To be or not to be…anonymous that is! One of the first decisions that has to be made when creating a blog is to decide whether or not to be anonymous. I thought long and hard about this a few years ago and ultimately decided that I wanted my identity to be unknown, at least at the starting point.
When I first started, I chose my blog name and then a picture of a beautiful sunset and clouds by the water. Inside the clouds, I put a faded picture of my face. I wanted to add a slightly personal touch, but then I realized that it looked a little creepy! The next choice was a cursive “J” in my favorite color, purple.
Back and Forth
I go back and forth almost daily on whether I want to remain anonymous or not. I know that I would not use my real name as I have created this one a long time ago and it’s too late to change it now, there is too much history! I also strongly desire to change my blog name, but that opportunity is out the window. I debate whether I want to replace my purple “J” with a picture of me. There are several reasons that I am on the fence about this, and I don’t see myself coming up with a conclusion any time soon. This decision has been on my mind for months.

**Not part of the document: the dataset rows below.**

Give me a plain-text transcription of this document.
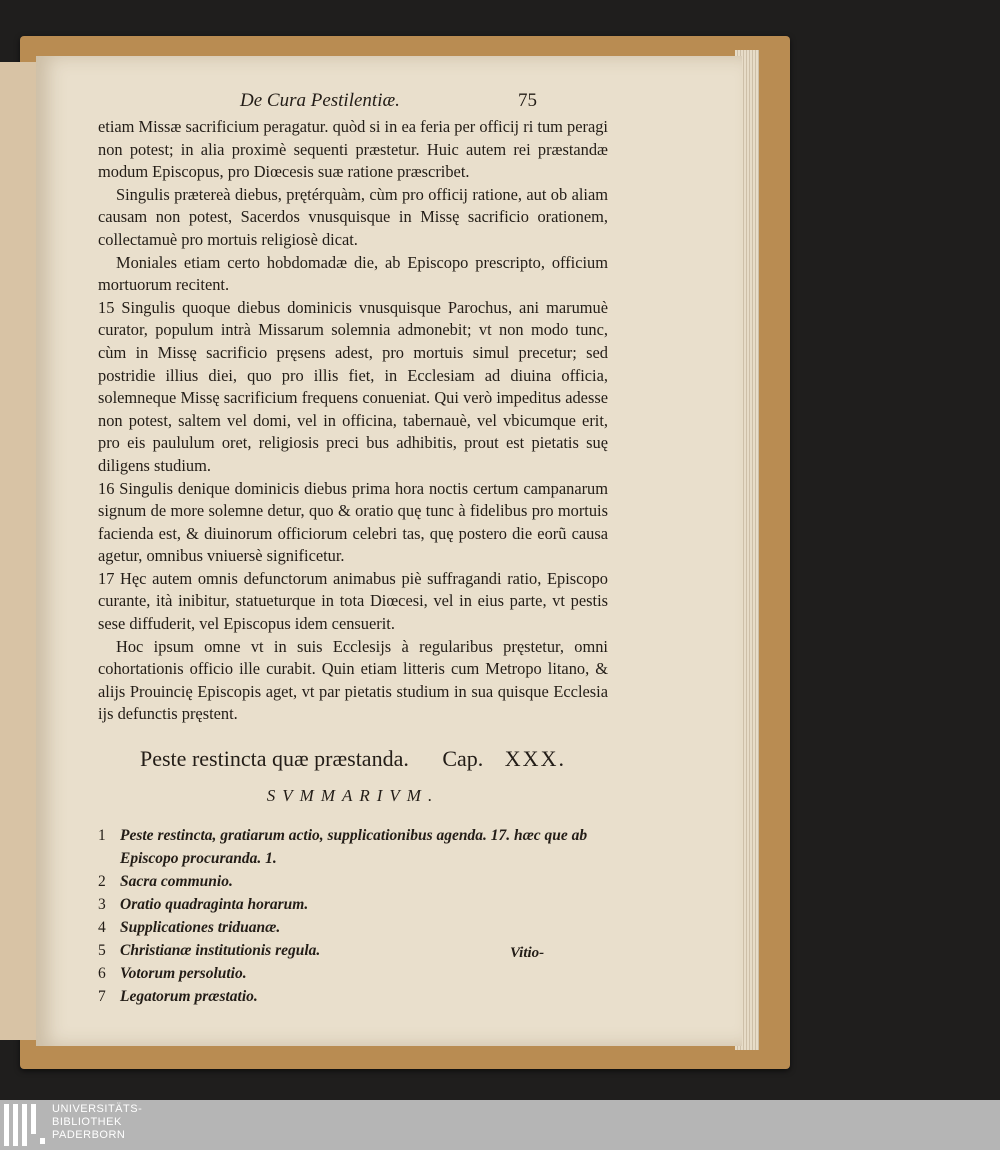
De Cura Pestilentiæ.	75

etiam Missæ sacrificium peragatur. quòd si in ea feria per officij ri tum peragi non potest; in alia proximè sequenti præstetur. Huic autem rei præstandæ modum Episcopus, pro Diœcesis suæ ratione præscribet.

Singulis prætereà diebus, prętérquàm, cùm pro officij ratione, aut ob aliam causam non potest, Sacerdos vnusquisque in Missę sacrificio orationem, collectamuè pro mortuis religiosè dicat.

Moniales etiam certo hobdomadæ die, ab Episcopo prescripto, officium mortuorum recitent.

15 Singulis quoque diebus dominicis vnusquisque Parochus, ani marumuè curator, populum intrà Missarum solemnia admonebit; vt non modo tunc, cùm in Missę sacrificio pręsens adest, pro mortuis simul precetur; sed postridie illius diei, quo pro illis fiet, in Ecclesiam ad diuina officia, solemneque Missę sacrificium frequens conueniat. Qui verò impeditus adesse non potest, saltem vel domi, vel in officina, tabernauè, vel vbicumque erit, pro eis paululum oret, religiosis preci bus adhibitis, prout est pietatis suę diligens studium.

16 Singulis denique dominicis diebus prima hora noctis certum campanarum signum de more solemne detur, quo & oratio quę tunc à fidelibus pro mortuis facienda est, & diuinorum officiorum celebri tas, quę postero die eorũ causa agetur, omnibus vniuersè significetur.

17 Hęc autem omnis defunctorum animabus piè suffragandi ratio, Episcopo curante, ità inibitur, statueturque in tota Diœcesi, vel in eius parte, vt pestis sese diffuderit, vel Episcopus idem censuerit.

Hoc ipsum omne vt in suis Ecclesijs à regularibus pręstetur, omni cohortationis officio ille curabit. Quin etiam litteris cum Metropo litano, & alijs Prouincię Episcopis aget, vt par pietatis studium in sua quisque Ecclesia ijs defunctis pręstent.

Peste restincta quæ præstanda. Cap. XXX.
SVMMARIVM.
1 Peste restincta, gratiarum actio, supplicationibus agenda. 17. hæc que ab Episcopo procuranda. 1.
2 Sacra communio.
3 Oratio quadraginta horarum.
4 Supplicationes triduanæ.
5 Christianæ institutionis regula.
6 Votorum persolutio.
7 Legatorum præstatio.
Vitio-
UNIVERSITÄTS-
BIBLIOTHEK
PADERBORN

Since I tend to write mainly about my life, the experiences that I have had, and the individuals in my life, I feel more comfortable being anonymous. This way, I can write freely about what I want without having to worry that anyone will find out about it. Being anonymous allows me to write on all subjects involving myself and the people in my life without the need to censor. I suppose that I should be doing this regardless as my goal is authenticity, but I am taking baby steps.

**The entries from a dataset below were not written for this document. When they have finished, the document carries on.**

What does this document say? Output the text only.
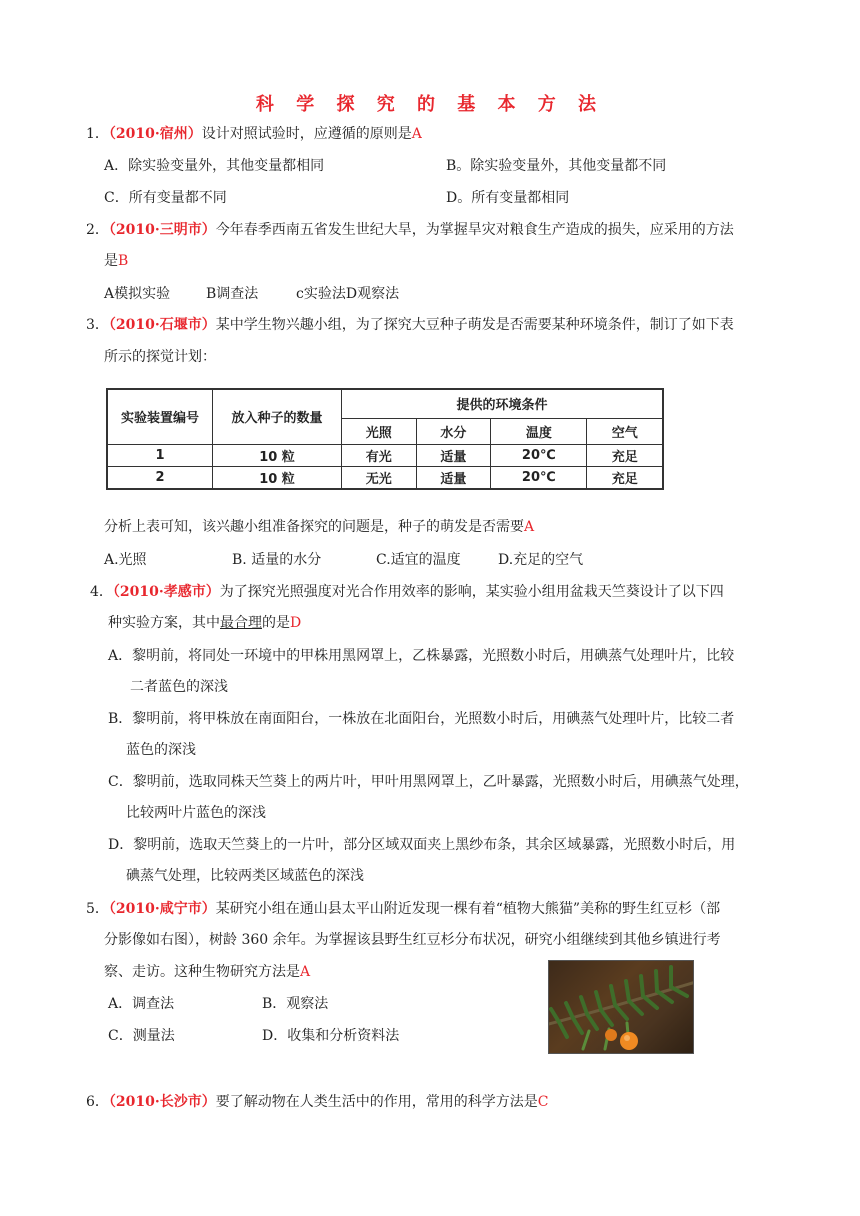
科 学 探 究 的 基 本 方 法
1．（2010·宿州）设计对照试验时，应遵循的原则是A
A．除实验变量外，其他变量都相同	B。除实验变量外，其他变量都不同
C．所有变量都不同	D。所有变量都相同
2．（2010·三明市）今年春季西南五省发生世纪大旱，为掌握旱灾对粮食生产造成的损失，应采用的方法
是B
A模拟实验	B调查法	c实验法D观察法
3．（2010·石堰市）某中学生物兴趣小组，为了探究大豆种子萌发是否需要某种环境条件，制订了如下表
所示的探觉计划：
实验装置编号	放入种子的数量	提供的环境条件			
		光照	水分	温度	空气
1	10 粒	有光	适量	20℃	充足
2	10 粒	无光	适量	20℃	充足
分析上表可知，该兴趣小组准备探究的问题是，种子的萌发是否需要A
A.光照	B. 适量的水分	C.适宜的温度	D.充足的空气
4．（2010·孝感市）为了探究光照强度对光合作用效率的影响，某实验小组用盆栽天竺葵设计了以下四
种实验方案，其中最合理的是D
A．黎明前，将同处一环境中的甲株用黑网罩上，乙株暴露，光照数小时后，用碘蒸气处理叶片，比较
二者蓝色的深浅
B．黎明前，将甲株放在南面阳台，一株放在北面阳台，光照数小时后，用碘蒸气处理叶片，比较二者
蓝色的深浅
C．黎明前，选取同株天竺葵上的两片叶，甲叶用黑网罩上，乙叶暴露，光照数小时后，用碘蒸气处理，
比较两叶片蓝色的深浅
D．黎明前，选取天竺葵上的一片叶，部分区域双面夹上黑纱布条，其余区域暴露，光照数小时后，用
碘蒸气处理，比较两类区域蓝色的深浅
5．（2010·咸宁市）某研究小组在通山县太平山附近发现一棵有着“植物大熊猫”美称的野生红豆杉（部
分影像如右图），树龄 360 余年。为掌握该县野生红豆杉分布状况，研究小组继续到其他乡镇进行考
察、走访。这种生物研究方法是A
A．调查法	B．观察法
C．测量法	D．收集和分析资料法
6．（2010·长沙市）要了解动物在人类生活中的作用，常用的科学方法是C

The main reason I want to shed this anonymous identity is I feel that it puts distance between you lovely writers and myself. I “know” who most of you are at least picture-wise, however, no one knows who I am. It feels a bit like I am disconnected. I know that it’s the words and character that truly matter, but I think it’s great to “put a face to a name.” It creates a more personal connection.
On the other hand, I think being anonymous leaves a lot of mystery and in some ways that is fun and thrilling. I tried to put myself in other people’s shoes who write here without a “face,” and I feel just as connected to them as I do others.
I can still get a sense of who someone is just by their words and comments and their face doesn’t interfere with the connection that I build with others. My only hope is that other people feel the same way.